Original source: Nature
Internet users have a variety of format options in which to store their movies, and biologists have now joined the party. Researchers have used the microbial immune system CRISPR–Cas to encode a movie into the genome of the bacterium Escherichia coli.
The technical achievement, reported on 12 July in Nature1, is a step towards creating cellular recording systems that are capable of encoding a series of events, says Seth Shipman, a synthetic biologist at Harvard Medical School in Boston, Massachusetts. While studying brain development, Shipman became frustrated by the lack of a technique to capture how cells in the brain take on distinct identities. This inspired him to explore the possibility of making cellular recorders.
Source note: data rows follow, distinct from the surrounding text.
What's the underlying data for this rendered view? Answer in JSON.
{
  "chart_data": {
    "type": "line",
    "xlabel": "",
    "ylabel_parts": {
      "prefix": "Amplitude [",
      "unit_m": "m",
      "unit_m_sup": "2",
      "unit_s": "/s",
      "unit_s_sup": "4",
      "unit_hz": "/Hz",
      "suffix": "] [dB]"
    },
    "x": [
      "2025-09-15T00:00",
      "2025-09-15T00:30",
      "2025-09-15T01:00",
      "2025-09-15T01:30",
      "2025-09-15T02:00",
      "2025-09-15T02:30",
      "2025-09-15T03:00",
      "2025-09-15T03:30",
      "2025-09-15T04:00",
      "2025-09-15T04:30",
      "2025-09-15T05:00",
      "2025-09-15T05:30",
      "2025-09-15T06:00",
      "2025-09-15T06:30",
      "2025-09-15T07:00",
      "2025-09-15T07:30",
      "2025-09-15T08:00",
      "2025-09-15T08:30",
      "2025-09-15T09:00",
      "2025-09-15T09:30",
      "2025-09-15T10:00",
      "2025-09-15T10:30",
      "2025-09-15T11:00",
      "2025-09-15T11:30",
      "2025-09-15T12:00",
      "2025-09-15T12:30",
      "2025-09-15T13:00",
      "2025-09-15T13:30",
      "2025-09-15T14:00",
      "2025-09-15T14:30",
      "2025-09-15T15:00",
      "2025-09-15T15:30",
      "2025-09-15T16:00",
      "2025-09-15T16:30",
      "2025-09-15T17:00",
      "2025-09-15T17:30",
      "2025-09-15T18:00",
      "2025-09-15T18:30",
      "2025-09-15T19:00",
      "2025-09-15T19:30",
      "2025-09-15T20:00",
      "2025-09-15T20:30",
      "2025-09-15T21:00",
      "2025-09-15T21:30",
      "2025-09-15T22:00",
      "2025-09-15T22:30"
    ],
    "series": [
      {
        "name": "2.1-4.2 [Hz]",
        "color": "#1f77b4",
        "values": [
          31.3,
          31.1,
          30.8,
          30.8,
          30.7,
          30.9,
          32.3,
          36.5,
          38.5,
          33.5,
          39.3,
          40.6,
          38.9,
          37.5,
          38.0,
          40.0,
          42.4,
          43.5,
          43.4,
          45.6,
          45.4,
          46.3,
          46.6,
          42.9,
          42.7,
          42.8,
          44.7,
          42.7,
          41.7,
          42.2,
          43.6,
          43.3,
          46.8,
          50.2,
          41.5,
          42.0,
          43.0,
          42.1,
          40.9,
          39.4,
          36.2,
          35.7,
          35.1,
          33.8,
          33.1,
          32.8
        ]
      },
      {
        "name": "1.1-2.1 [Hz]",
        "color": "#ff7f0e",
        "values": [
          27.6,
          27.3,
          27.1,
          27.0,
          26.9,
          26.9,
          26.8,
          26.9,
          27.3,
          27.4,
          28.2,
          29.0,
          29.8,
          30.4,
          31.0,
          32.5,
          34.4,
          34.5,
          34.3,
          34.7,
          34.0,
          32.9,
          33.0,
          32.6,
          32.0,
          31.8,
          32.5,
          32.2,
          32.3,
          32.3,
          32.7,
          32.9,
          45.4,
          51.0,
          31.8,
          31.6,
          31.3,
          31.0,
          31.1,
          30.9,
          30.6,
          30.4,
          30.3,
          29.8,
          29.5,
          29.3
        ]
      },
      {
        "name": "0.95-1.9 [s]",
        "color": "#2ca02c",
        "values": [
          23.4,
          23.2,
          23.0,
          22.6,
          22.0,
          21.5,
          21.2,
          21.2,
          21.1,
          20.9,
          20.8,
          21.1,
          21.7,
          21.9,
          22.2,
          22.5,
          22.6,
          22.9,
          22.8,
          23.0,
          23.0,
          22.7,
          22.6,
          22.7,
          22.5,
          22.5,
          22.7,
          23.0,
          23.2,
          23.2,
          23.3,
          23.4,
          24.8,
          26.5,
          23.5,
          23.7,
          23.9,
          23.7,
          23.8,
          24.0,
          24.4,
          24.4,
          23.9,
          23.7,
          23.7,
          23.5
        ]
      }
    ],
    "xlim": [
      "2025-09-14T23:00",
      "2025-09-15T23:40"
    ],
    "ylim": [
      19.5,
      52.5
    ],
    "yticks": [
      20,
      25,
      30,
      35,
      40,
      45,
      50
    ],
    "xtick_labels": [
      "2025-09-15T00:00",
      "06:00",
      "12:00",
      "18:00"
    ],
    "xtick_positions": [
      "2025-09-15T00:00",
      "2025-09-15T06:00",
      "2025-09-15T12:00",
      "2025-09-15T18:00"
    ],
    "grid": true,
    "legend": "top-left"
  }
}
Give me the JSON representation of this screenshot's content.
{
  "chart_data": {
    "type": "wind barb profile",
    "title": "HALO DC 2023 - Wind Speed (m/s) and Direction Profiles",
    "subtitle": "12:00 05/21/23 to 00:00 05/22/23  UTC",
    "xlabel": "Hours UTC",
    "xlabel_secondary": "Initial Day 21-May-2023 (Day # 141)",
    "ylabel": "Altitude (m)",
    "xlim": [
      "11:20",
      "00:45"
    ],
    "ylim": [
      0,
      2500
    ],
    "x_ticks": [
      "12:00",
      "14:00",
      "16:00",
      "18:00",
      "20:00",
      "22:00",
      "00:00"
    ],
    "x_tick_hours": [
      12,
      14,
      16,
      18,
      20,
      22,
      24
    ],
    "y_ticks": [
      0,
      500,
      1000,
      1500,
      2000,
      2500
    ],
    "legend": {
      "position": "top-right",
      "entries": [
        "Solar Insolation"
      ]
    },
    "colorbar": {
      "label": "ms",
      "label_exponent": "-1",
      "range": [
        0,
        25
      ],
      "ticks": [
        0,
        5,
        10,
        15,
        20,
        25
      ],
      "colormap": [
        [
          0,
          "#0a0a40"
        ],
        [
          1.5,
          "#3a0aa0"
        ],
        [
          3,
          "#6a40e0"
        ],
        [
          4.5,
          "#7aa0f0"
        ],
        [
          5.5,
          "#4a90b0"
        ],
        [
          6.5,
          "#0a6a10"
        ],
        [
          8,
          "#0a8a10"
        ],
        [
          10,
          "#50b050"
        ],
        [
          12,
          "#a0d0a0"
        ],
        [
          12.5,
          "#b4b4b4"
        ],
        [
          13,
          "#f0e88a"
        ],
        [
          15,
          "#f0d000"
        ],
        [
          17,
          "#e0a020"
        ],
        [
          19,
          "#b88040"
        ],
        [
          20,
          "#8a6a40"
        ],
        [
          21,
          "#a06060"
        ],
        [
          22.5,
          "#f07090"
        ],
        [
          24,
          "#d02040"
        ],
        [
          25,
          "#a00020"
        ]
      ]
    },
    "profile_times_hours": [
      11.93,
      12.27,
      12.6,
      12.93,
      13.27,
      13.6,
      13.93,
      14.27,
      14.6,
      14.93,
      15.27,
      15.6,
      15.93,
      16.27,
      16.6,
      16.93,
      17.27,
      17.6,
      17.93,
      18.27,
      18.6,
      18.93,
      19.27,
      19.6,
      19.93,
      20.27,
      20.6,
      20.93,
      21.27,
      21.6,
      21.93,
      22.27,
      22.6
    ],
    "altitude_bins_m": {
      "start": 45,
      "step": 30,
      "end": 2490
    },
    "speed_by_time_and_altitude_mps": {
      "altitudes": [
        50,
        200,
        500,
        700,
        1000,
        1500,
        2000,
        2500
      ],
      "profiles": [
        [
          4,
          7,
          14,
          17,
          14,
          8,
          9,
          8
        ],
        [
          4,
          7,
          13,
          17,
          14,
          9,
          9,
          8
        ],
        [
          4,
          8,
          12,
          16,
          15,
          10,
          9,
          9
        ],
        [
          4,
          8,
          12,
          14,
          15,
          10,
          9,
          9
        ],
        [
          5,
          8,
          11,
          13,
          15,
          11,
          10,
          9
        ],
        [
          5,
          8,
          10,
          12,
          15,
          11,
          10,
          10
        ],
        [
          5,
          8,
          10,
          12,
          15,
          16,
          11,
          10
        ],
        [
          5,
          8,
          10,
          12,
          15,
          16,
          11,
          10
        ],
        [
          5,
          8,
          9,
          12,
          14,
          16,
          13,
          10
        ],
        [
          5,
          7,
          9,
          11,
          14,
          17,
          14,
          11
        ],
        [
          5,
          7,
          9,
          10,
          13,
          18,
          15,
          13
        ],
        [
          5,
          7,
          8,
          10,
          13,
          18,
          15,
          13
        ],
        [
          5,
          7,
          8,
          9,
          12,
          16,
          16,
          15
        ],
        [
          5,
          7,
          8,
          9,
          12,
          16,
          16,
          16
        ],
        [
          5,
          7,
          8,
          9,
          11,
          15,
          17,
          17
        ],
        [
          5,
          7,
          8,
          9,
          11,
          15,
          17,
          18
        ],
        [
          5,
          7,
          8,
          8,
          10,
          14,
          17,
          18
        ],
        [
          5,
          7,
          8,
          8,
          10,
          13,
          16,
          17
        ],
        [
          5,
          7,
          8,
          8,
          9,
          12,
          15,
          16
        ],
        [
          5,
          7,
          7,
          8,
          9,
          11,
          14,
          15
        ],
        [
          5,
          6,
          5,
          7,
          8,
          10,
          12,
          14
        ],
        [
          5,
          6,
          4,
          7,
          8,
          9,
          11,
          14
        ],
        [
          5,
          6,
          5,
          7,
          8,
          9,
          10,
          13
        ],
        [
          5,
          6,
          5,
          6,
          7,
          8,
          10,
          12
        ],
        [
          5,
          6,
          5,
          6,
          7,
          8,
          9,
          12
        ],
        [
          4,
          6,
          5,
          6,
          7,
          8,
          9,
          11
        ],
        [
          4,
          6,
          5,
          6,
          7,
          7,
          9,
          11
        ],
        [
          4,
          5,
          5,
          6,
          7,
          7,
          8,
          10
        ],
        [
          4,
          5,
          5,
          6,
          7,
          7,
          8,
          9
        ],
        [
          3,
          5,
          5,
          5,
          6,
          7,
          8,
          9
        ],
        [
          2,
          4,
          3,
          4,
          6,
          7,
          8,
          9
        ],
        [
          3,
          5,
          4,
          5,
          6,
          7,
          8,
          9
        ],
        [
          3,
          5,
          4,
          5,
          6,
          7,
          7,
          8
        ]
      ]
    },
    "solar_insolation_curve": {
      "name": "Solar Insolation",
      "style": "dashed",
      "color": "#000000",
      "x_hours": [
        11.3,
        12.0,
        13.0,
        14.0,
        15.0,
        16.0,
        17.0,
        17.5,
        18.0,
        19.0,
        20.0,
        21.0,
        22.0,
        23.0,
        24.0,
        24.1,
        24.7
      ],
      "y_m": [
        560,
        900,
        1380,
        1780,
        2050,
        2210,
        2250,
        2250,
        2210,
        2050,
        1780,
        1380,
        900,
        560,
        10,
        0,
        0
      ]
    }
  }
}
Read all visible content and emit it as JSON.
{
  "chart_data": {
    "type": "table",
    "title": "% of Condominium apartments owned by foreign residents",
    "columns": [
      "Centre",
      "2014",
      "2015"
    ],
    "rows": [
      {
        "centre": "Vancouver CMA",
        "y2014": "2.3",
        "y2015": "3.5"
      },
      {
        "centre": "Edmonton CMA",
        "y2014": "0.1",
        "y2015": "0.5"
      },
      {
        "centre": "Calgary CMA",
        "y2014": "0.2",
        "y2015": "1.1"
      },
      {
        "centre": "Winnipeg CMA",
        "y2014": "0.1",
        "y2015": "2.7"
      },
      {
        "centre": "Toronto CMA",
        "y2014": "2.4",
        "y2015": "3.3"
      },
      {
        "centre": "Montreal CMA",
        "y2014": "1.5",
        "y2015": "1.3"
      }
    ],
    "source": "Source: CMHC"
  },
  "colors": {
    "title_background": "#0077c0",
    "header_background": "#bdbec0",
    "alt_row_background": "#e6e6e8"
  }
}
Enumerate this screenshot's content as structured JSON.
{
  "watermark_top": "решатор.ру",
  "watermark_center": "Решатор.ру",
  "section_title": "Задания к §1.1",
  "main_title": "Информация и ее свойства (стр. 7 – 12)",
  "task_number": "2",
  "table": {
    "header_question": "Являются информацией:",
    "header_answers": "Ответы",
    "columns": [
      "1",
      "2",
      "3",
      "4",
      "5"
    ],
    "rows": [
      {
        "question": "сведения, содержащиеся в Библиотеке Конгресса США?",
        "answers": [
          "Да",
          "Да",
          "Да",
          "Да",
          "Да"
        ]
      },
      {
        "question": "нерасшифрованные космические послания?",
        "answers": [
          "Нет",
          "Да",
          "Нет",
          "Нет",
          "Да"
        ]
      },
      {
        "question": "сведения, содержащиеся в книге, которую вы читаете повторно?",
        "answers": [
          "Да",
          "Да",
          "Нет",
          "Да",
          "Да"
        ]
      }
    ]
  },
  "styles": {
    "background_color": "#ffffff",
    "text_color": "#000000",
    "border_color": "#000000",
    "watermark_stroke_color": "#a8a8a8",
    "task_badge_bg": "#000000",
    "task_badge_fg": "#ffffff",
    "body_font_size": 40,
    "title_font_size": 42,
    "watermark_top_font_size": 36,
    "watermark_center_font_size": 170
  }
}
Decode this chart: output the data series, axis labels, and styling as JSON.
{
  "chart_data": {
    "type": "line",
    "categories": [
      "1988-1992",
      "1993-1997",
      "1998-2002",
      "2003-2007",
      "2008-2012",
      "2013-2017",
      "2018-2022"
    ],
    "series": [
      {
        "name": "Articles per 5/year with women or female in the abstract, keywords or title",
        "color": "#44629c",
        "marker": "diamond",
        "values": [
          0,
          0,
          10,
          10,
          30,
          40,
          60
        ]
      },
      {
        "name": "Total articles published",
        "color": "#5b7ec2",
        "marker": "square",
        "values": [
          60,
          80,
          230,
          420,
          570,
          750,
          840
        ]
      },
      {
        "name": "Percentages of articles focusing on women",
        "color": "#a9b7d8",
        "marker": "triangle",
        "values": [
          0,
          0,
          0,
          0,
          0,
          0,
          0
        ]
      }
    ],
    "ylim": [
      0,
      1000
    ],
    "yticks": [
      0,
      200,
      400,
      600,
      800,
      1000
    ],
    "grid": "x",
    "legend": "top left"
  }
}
“Cells have this privileged access to all sorts of information,” he says. “I would like to have these molecular recordings functioning in the developing nervous system and recording information.”
CRISPR clips
To develop such a system, however, his team would need to establish a method for recording hundreds of events in a cell. Shipman and his colleagues, including Harvard geneticist George Church, harnessed the CRISPR–Cas immune system best known for enabling researchers to alter genomes with relative ease and accuracy.
Shipman’s team exploited the ability to capture snippets of DNA from invading viruses and store them in an organized array in the host genome. In nature, those snippets then target an enzyme to slice up the invader’s DNA. (It is typically this targeted DNA cutting that geneticists harness for gene editing.)
The team designed its system so that these snippets corresponded to pixels in an image. The researchers encoded the shading of each pixel — along with a barcode that indicated its position in the image — into 33 DNA letters. Each frame of the movie consisted of 104 of these DNA fragments.